Sabtu, 18 Juli 2009

Kekerasan Sudah Terjadi di Freeport Sejak 1977

Kekerasan Sudah Terjadi di Freeport Sejak 1977
Sejumlah anggota Brimob bersiaga penuh di check point 1 Mil 28, kawasan PT Freeport Indonesia di Timika, Papua, Senin (20/3).
Kamis, 16 Juli 2009 | 11:54 WIB

JAKARTA, KOMPAS.com - Teror penembakan di kawasan PT Freeport Indonesia Timika Papua terus berlanjut. Ternyata, tindak kekerasan ini sudah dimulai sejak tahun 1977.

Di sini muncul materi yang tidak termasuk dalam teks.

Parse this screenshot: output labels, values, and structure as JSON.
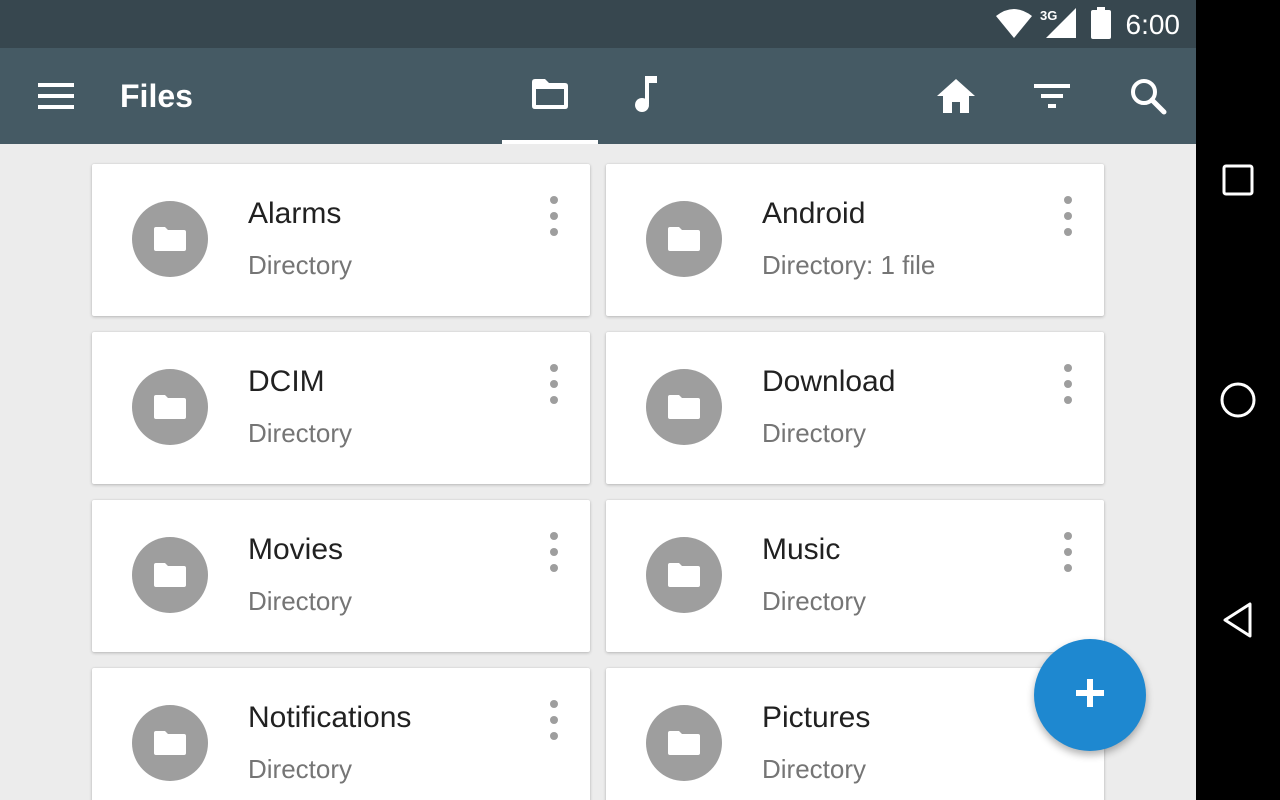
{
  "status_bar": {
    "network_label": "3G",
    "time": "6:00"
  },
  "toolbar": {
    "title": "Files",
    "tabs": [
      {
        "icon": "folder-icon",
        "active": true
      },
      {
        "icon": "music-note-icon",
        "active": false
      }
    ],
    "actions": [
      "home-icon",
      "filter-icon",
      "search-icon"
    ],
    "menu_icon": "hamburger-menu-icon"
  },
  "files": [
    {
      "name": "Alarms",
      "detail": "Directory"
    },
    {
      "name": "Android",
      "detail": "Directory: 1 file"
    },
    {
      "name": "DCIM",
      "detail": "Directory"
    },
    {
      "name": "Download",
      "detail": "Directory"
    },
    {
      "name": "Movies",
      "detail": "Directory"
    },
    {
      "name": "Music",
      "detail": "Directory"
    },
    {
      "name": "Notifications",
      "detail": "Directory"
    },
    {
      "name": "Pictures",
      "detail": "Directory"
    }
  ],
  "fab": {
    "icon": "plus-icon"
  },
  "nav_bar": [
    "recents-square-icon",
    "home-circle-icon",
    "back-triangle-icon"
  ],
  "colors": {
    "status_bar": "#37474f",
    "toolbar": "#455a64",
    "background": "#ececec",
    "fab": "#1e88d0",
    "avatar": "#9e9e9e"
  }
}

"Menurut saya, kehadiran PT Freeport di Timika mengandung masalah serius, sehingga tidak mengherankan tindak kekerasan masih terus berlangsung," kata Koordinator Elsam Amiruddin Ar Rahab di Jakarta, Rabu (16/7).

Menurut Amir, dalam studi Elsam yang banyak mengkaji persoalan di tanah Papua, ada dua persoalan pokok di kawasan tambang emas dan tembaga tersebut sehingga tindak kekerasan masih berlanjut. Pertama, Kehadiran PT Freeport tidak memberikan perbaikan hidup bagi orang asli Papua yang tinggal di sekitar kawasan tersebut.

Kedua, sejak PT Freeport hadir di sana, pola interaksi antarpersonal maupun suku berubah. Hal ini disebabkan imigrasi besar-besaran orang luar Papua masuk ke daerah tersebut. "Data menunjukkan 70 persen penduduk kota Timika adalah pendatang," ungkap Amir.

Lebih jauh ia mengatakan, bagaimanapun kasus penembakan yang terjadi di kawasan PT Freeport adalah tindakan pidana. "Tugas polisilah yang menyelidikinya dan menyeret pelaku ke pengadilan," papar Amir.

Seperti telah diberitakan sebelumnya, sejak 11 Juli 2009 tercatat ada tiga tindak kekerasan di kawasan itu yang menyebabkan dua orang meninggal dan lima luka parah, baik dari sipil maupun Polri.

Kasus terakhir terjadi kemarin, saat dua orang Brimob ditembak orang tak dikenal. Mereka adalah Bripka Jimmy Renhard yang ditembak di kaki dan Abraham Ngamelubun yang pantat dan pahanya ditembak. Saat ini mereka tengah dirawat intensif di R.S. Kuala Kencana Timika.

Dengan tertembaknya beberapa polisi, Amir melanjutkan, mau menunjukkan belum siapnya kepolisian baik secara metode maupun pemetaan masalah di kawasan PT Freeport. "Mereka baru 2 tahun di sana. Selama ini kan yang menjaga tentara, TNI," tuturnya.

Kondisi ini menjadi tantangan besar bagi kepolisian untuk menunjukkan profesionalitasnya sebagai aparat penegak hukum. Bagaimana menyikapi kasus ini? Amir mengungkapkan bahwa kasus ini akan terus berlanjut selama pemerintah tidak menjalankan kewajibannya untuk campur tangan dalam hal peningkatan kesejahteraan masyarakat Papua, khususnya di kawasan PT Freeport. "Tentu ini terkait juga dengan PT Freeport-nya," katanya.

Kemudian, penegakan hukum mesti dilakukan, siapapun pelakunya ditindak. "Apapun alasannya, entah soal ekonomi maupun sosial, hukum mesti ditegakkan," tandas Amir.